Some makers, such as Canon, built enough inventory—somehow despite the supply chain shortages—that older models continue to linger. You can still buy an R, RP, R6, M50, and M200 camera in many places, though we’re starting to see the usual “backorder” messages starting to show up, which for an older body is just one step removed from “discontinued.” At least in Canon’s case, lower cost products aren’t completely disappearing (R50, R10, even R8 could also be said to be “lower cost”). But then again, Canon seeks 50% market share as a primary goal, and the only way they’ll get to that is by selling lower-end products. I’m pretty sure that Canon doesn’t get a 50% market share of pros with the R3 ;~).

Then there’s the way things are working at Nikon lately: when a Z6 kit starts selling for more than the same Z6 II kit, that’s an indication that B&H and other companies have limited supply and aren’t likely to replace it. (You may wonder about who would buy an older model over a new model at a higher price. Some businesses require a specific model for a reason, typically because they’ve built procedures/practices around it.)

The coercion bit of the headline is that every camera maker wants to take you higher. In price, that is, not in elevation. 

Even Sony’s recent vlogging cameras reveal that, though in a different way: first came the lowish price ZV-1 (1” sensor), then they released a ZV-10 (APS-C sensor, higher priced once you factor in a lens), and most recently Sony launched the ZV-E1 (full frame, top price). In what order do you think those models will eventually be discontinued? ;~)

A quick check of CIPA numbers will tell you all you need to know. For instance, in 2022 mirrorless unit volume increased 31%. But the implied cost of those same products increased 61%. 
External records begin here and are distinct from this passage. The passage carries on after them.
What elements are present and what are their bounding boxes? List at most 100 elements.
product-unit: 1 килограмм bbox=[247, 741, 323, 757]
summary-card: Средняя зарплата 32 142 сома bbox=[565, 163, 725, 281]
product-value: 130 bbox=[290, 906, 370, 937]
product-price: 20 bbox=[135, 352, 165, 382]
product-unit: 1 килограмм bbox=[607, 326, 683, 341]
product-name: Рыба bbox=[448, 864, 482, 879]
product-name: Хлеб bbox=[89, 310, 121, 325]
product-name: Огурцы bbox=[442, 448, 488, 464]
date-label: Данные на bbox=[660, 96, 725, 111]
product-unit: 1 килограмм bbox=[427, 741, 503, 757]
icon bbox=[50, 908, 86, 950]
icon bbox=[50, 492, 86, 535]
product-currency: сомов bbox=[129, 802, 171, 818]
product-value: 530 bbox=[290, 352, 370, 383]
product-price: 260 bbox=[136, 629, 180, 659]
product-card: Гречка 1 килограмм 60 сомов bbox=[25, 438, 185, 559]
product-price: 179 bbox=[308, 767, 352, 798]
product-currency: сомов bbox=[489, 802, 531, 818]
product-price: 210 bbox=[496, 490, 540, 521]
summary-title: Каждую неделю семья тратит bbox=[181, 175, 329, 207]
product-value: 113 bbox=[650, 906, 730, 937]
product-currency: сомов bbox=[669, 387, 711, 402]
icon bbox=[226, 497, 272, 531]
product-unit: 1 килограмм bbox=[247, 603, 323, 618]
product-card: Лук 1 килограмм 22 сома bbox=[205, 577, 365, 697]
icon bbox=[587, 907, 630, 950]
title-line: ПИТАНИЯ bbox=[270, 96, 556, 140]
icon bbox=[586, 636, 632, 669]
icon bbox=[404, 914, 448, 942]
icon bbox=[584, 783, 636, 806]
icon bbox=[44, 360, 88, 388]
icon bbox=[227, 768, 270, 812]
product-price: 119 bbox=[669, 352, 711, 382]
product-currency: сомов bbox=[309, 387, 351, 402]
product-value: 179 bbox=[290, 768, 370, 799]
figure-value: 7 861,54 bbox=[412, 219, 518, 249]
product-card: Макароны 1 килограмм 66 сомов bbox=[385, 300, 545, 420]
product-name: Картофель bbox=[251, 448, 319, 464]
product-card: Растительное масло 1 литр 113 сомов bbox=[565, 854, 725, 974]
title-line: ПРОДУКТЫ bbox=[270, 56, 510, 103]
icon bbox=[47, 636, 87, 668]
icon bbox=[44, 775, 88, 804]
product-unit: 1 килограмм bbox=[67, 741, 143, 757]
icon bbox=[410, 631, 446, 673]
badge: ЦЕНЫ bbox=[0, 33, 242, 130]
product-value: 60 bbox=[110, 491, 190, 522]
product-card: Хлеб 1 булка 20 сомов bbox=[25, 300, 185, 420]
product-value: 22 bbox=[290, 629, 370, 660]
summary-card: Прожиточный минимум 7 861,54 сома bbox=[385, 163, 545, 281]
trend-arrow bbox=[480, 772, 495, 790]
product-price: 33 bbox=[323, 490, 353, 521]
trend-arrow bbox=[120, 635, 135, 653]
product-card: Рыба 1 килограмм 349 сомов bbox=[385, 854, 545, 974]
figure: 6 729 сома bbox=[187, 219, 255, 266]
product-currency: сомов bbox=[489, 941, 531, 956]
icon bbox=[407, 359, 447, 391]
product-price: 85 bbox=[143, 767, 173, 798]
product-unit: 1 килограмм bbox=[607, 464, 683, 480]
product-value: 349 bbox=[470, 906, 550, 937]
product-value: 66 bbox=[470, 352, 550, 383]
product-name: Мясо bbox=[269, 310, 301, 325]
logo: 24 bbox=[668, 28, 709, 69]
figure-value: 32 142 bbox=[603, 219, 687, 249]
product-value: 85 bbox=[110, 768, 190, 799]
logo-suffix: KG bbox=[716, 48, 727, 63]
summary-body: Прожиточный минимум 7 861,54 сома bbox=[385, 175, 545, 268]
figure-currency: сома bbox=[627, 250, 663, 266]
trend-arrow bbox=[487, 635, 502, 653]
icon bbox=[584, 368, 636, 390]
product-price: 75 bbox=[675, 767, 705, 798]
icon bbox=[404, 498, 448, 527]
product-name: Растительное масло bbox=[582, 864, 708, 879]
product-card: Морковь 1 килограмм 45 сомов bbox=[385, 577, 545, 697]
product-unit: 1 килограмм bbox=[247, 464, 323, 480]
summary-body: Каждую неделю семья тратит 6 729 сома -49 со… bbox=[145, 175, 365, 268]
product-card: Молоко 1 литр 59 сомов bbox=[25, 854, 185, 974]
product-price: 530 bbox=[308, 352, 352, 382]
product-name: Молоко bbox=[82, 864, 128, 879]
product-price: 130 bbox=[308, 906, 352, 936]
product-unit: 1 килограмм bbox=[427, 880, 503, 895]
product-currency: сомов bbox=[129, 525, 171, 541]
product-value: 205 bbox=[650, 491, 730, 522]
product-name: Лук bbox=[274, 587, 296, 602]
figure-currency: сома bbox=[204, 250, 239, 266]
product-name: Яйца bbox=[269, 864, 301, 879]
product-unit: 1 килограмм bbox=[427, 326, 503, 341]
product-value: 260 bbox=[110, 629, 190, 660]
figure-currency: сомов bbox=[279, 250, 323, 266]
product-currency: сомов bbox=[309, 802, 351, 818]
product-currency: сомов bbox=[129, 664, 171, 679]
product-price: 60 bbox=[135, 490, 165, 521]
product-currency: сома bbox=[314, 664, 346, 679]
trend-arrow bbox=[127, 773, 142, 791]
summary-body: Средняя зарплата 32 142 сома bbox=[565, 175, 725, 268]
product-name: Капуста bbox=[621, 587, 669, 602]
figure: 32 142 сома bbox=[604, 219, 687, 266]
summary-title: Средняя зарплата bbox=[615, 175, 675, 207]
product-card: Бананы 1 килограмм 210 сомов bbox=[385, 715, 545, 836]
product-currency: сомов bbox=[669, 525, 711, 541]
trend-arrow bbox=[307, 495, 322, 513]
For a long time, even back into the 90’s, the camera companies have been a little more concerned about total dollars (yen) taken in than they have been for volume. I’m going to distort things a bit by just looking at the last four complete years, which were obviously impacted by COVID, but you’ll see something interesting in the overall sales numbers:

  • 2022 — 681b yen
  • 2021 — 489b yen
  • 2020 — 420b yen
  • 2019 — 587b yen

I’m pretty sure the Japanese camera companies would collectively be happy with the market being back in the 700-800b yen range again (2016 to 2018 levels), and there’s a good chance they’ll get there this year by simply coercing you to buy higher. As it is, all of the camera companies have reported strong sales for their just ended fiscal years. So if they can coax another 100b yen out of the market, they’ll be even happier. 

The downside to getting you to buy higher is that you’re going to less inclined to buy as often. In other words, the camera makers may be emphasizing short term results over long term. But then again, they’ve always tried to micromanage the market to their revenue needs. If you stop buying, watch for a reversal of pushing product upward and a renewed emphasis on collecting new users at the bottom at lower prices. 

To use my oft-used shorthand words, this is not a time to be sampling, leaking, or switching. If you try to do that at low prices, you’ll get older gear that will feel outdated quickly. If you try to do that a higher prices, well, I hope you have a lot of disposable income. 

I’ve written it elsewhere, but I’ll repeat it here: I believe we’ve entered an era of “ride the horse you’re on.” While I see complaints on virtually every mount that there are “missing products,” I’d also argue that there is a plethora of perfectly fine products already available, and what you should be concentrating on is building your lens collection for the mount you’ve chosen. 

That’s what I’ve been doing lately. The gear closet has gotten a lot leaner as I’ve sold off gear outside my primary mount and just concentrate on the few products I use over and over. I have a slight advantage over you in that I can still sample other products via loaners from the camera companies and B&H. But in terms of my actual kit, I’d say that it’s basically back down to a couple of bodies and less than a half dozen lenses that are getting used in my event, sports, and wildlife work. And I’m perfectly happy with that (as should you if you do the same thing). 

My advice: go ahead and be coerced into a higher-end camera in your chosen mount that’s going to last you for the foreseeable future—every maker has more than one that should qualify—and then be wise about the lenses you add. Spend time, not money, practicing the art of photography with that small quiver you end up with. 

Note this is consistent advice to what I recently wrote on about buying gear you grow into, not grow out of.